56 The remarks of the sentencing judge in 2016 to the effect that the Applicant had taken responsibility for his actions and understood the impact of his offending on his victims are to be understood in the context of the conviction of the offences for which he was being sentenced. The offences in question were not sexual. The case note dated 6 August 2018 recorded the Applicant as refusing to accept responsibility for the sexual offences whilst accepting responsibility for his other offending.
57 The remarks of the sentencing judge in 2017 contained the following statement:
Now I have taken into account the progress you have made whilst in the youth justice system. The sentencing hearing was adjourned so that a full presentence report could be obtained and earlier reports had been tendered in the proceedings before Judge Misso, as had a progress report, dated 7 July 2017, Exhibit 3. The Youth Justice Centre Suitability Assessment Report, dated 11 September 2017, Exhibit 6 on the plea, set out in some detail the author's conclusion that you are considered suitable for detention in a youth justice centre. The authors noted that you have considerable insight into your offending. They noted also that you have been a dedicated student whilst in custody, have been compliant and polite and have engaged in all manner of programs that are made available within the youth justice system. The authors record that you appear to be well supported in the community by your family, with whom you have regular contact and that you have matured and shown considerable motivation towards rehabilitation. The authors clearly explain why they have assessed you as having reasonable prospects for rehabilitation and why they have concluded that a number of factors would operate to render you impressionable to undesirable influences in the adult prison system.

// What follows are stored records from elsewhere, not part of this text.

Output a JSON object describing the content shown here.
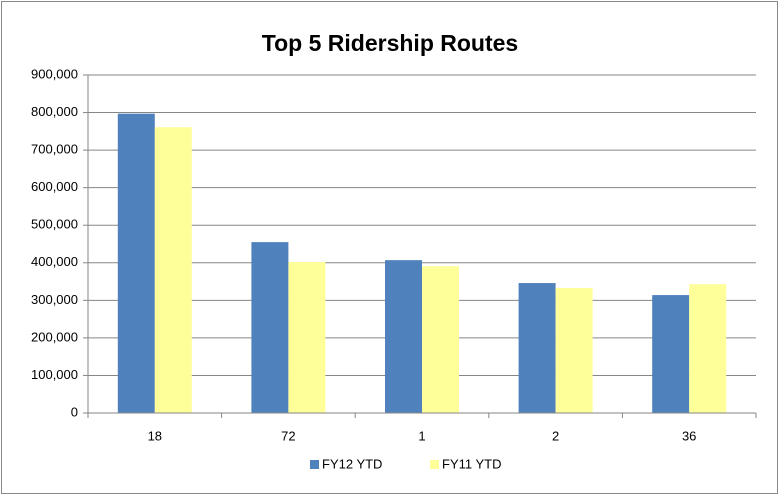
{
  "chart_data": {
    "type": "bar",
    "title": "Top 5 Ridership Routes",
    "categories": [
      "18",
      "72",
      "1",
      "2",
      "36"
    ],
    "series": [
      {
        "name": "FY12 YTD",
        "color": "#4f81bd",
        "values": [
          797000,
          455000,
          407000,
          346000,
          314000
        ]
      },
      {
        "name": "FY11 YTD",
        "color": "#ffff99",
        "values": [
          761000,
          402000,
          391000,
          333000,
          343000
        ]
      }
    ],
    "ylim": [
      0,
      900000
    ],
    "yticks": [
      0,
      {
        "value": 100000,
        "label": "100,000"
      },
      {
        "value": 200000,
        "label": "200,000"
      },
      {
        "value": 300000,
        "label": "300,000"
      },
      {
        "value": 400000,
        "label": "400,000"
      },
      {
        "value": 500000,
        "label": "500,000"
      },
      {
        "value": 600000,
        "label": "600,000"
      },
      {
        "value": 700000,
        "label": "700,000"
      },
      {
        "value": 800000,
        "label": "800,000"
      },
      {
        "value": 900000,
        "label": "900,000"
      }
    ],
    "grid": true,
    "legend": "bottom"
  }
}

58 Again, those statements record the programs the Applicant had engaged in for offences other than sexual offences. It is not correct to suggest that given the Applicant's progress with rehabilitation in 2016 and 2017, it only improved over time up until 2022 when the Tribunal was considering this matter. The Tribunal was considering the Applicant's rehabilitation in relation to sexual re-offending and not the Applicant's risk of re-offending in relation to the other offences for which he had been convicted and in respect of which he had engaged in all manner of programs.
59 The Tribunal did not engage in reasoning or make findings of fact that were illogical or irrational. The Applicant's Ground 1 is not made out.